Gut/Böse: Diese beiden Ausprägungen sind wechselweise austauschbar. Was für den einen das Gute ist, ist für den anderen gleichzeitig das Böse und auch das kann sich jederzeit umkehren. Im subjektiven Erleben nennen wir alles das gut, was wir mit angenehmen Erfahrungen verbinden und alles das böse, das mit Schmerzen verbunden ist. Wenn ein Mensch mit einem Lastwagen durch eine Menschenmenge rast und dabei 120 Menschen getötet werden, wird das von der mitteleuropäischen Kultur als terroristisch böser Akt empfunden, während in islamischer Kultur dasselbe Erlebnis toleriert wird und in fundamentalen Kreisen sogar als höchst zu belohnende gute Tat gilt. Damit ist Gut und Böse eine eindeutig kulturelle Angelegenheit. Peter Baelish war sein Leben lang überzeugt nur das Gute zu tun und zu wollen. Leider sind dadurch sehr viele Menschen ums Leben gekommen es hat lange gedauert bis Kleinfinger seiner Machenschaften überführt wurde, von Sansa verurteilt und schließlich von Ariya hingerichtet wurde. Was noch vor wenigen Jahren ganz normal war, wie zum Beispiel das Rauchen in einem Reisebus, ist heute völlig verpönt und wird von manchen Menschen sogar als feindlicher Akt angesehen. Zusammenfassend ist Gut und Böse kulturell und zeitlich abhängig und demzufolge vom Zeitgeist bestimmt.

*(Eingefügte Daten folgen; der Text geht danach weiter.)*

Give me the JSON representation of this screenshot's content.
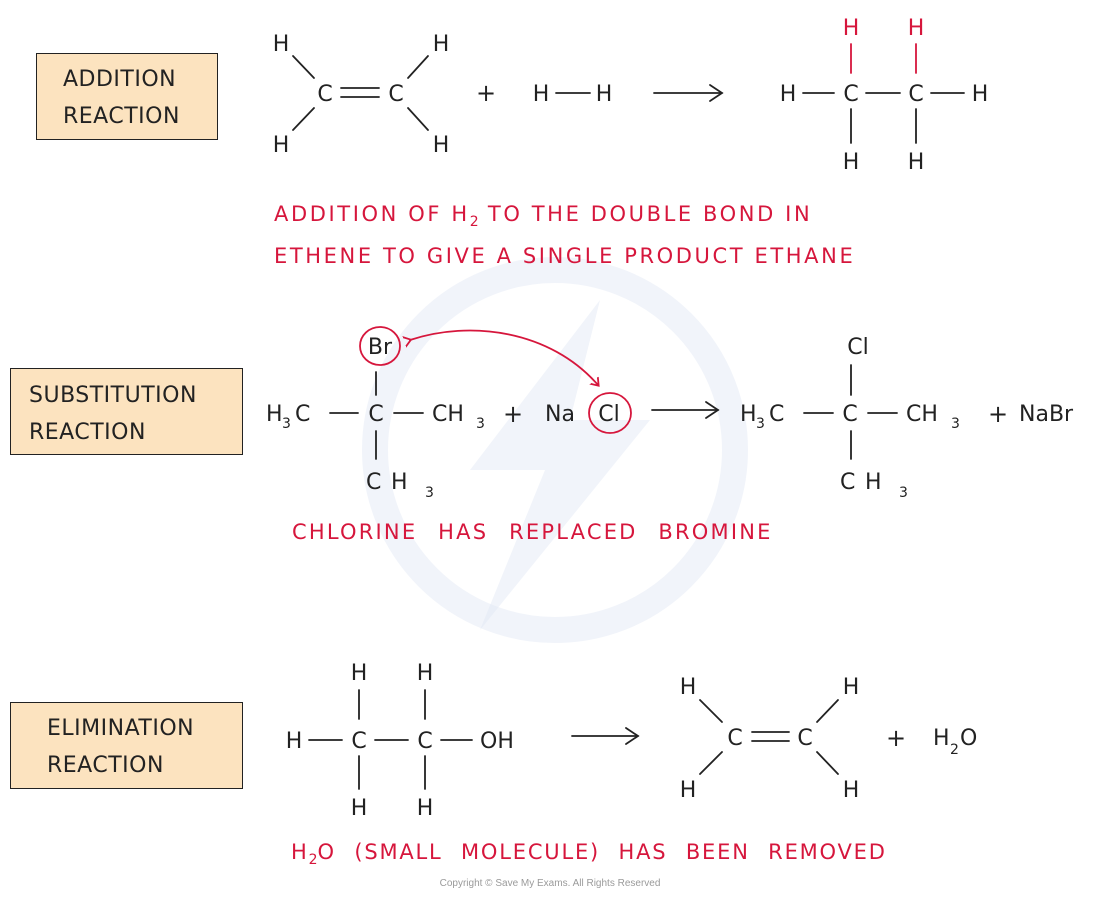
{
  "colors": {
    "ink": "#222222",
    "accent_red": "#d6163c",
    "label_fill": "#fce3bf",
    "watermark": "#dfe6f3"
  },
  "addition": {
    "label_line1": "ADDITION",
    "label_line2": "REACTION",
    "note_line1_a": "ADDITION OF H",
    "note_line1_sub": "2",
    "note_line1_b": " TO THE DOUBLE BOND IN",
    "note_line2": "ETHENE TO GIVE A SINGLE PRODUCT ETHANE"
  },
  "substitution": {
    "label_line1": "SUBSTITUTION",
    "label_line2": "REACTION",
    "note": "CHLORINE HAS REPLACED BROMINE"
  },
  "elimination": {
    "label_line1": "ELIMINATION",
    "label_line2": "REACTION",
    "note_a": "H",
    "note_sub": "2",
    "note_b": "O (SMALL MOLECULE) HAS BEEN REMOVED"
  },
  "atoms": {
    "H": "H",
    "C": "C",
    "Br": "Br",
    "Cl": "Cl",
    "Na": "Na",
    "OH": "OH",
    "O": "O",
    "NaBr": "NaBr",
    "sub2": "2",
    "sub3": "3",
    "plus": "+"
  },
  "copyright": "Copyright © Save My Exams. All Rights Reserved"
}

Zusammenbruch: Zusammenbrüche von großen Systemen wie beispielsweise den antiken Gesellschaften kennen wir aus Geschichtsbüchern. Die meisten von uns haben aber auch schon in unterschiedlicher Ausprägung einen persönlichen Zusammenbruch erlebt. Sehr häufig eine gescheiterte Liebe, eine Todesfall, ein beruflicher Misserfolg, eine nicht bestandene Prüfung usw. So schlimm diese Ereignisse auch immer sind und gewesen sein mögen, das Leben geht auf jeden Fall weiter, auch wenn das im Todesfall sehr sehr schwierig ist. Weniger schwierig ist die ganze Angelegenheit, wenn man es als Zuschauer von außen betrachten kann. Es gibt auch Menschen die darüber erfreut sind und so etwas sogar genießen können. Ist im wirtschaftlichen Leben der Fall und kann man auch in der Entwicklung von Partnerschaften und Beziehungen mitverfolgen. Der Zusammenbruch in GoT wird durch das Abschmelzen der großen Mauer dargestellt. Der Wiedergänger-Drachen Viserion schmilzt die Jahrtausende alte Eismauer im Norden. Genau an diesem Punkt ist der Zusammenbruch zu erkennen. Die sieben Königslande und dessen Führer spüren und wissen aber noch nichts davon. Dies deshalb nicht, weil sie nicht in der Lage sind diese Kleinigkeit zu sehen und ihre Auswirkungen zu erkennen. Firmen, die unmittelbar vor deren Ende/Konkurs stehen ignorieren das auch und kaschieren das vielmehr mit zur Schau gestellter Performance. In diesen Situationen sind Firmen genau das, was sie am allerbesten gekonnt haben, nämlich Produkte vorstellen, Dienstleistungen präsentieren und das auf höchstem Niveau. Man darf sich also von der Performance alleine nicht täuschen lassen, das könnte bereits Ausdruck eines Zusammenbruches sein. Cersei setzt auf die Eiserne Bank um sich Söldner zu bezahlen – das hat sie immer so gemacht.

Achtsamkeit: Bedrohungen sind häufig unsichtbar. Gut und Böse sind nicht unterscheidbar. Und der Zusammenbruch beginnt im Kleinen. Das alles können wir im hektischen Alltagsgeschehen in einer Leistungsgesellschaft und einer komplexen Welt kaum mehr erkennen. Ob der amerikanische Präsident im Guten oder im Bösen handelt und ob Kim Jong Un wirklich eine Bedrohung ist und ob es zu einem Zusammenbruch des Finanzsystems kommt. Obwohl es immer wieder Signale dafür gibt, sind wir nicht in der Lage diese zu erkennen und wenn sie aufpoppen besteht immer noch die Gefahr, dass wir sie falsch interpretieren. Die einzige Möglichkeit für eine Verbesserung der Prognosefähigkeit ist die Achtsamkeit. Diese wird durch Aktionismus reduziert und durch Reflexion erhöht. Die Königsdisziplin: Action in reflection. Wenn wir in der Lage sind bei allen unseren Tätigkeiten uns selber zu beobachten, lernen wir die Folgen unseres eigenen Handelns besser abzuschätzen. Diese Lernerfahrung können wir dann auch generalisieren und sind somit ein klein bisschen mehr in der Lage zu erkennen, was auf der Welt wirklich passiert. Samwell Tarly würde ich mir dafür gerne als Vorbild nehmen.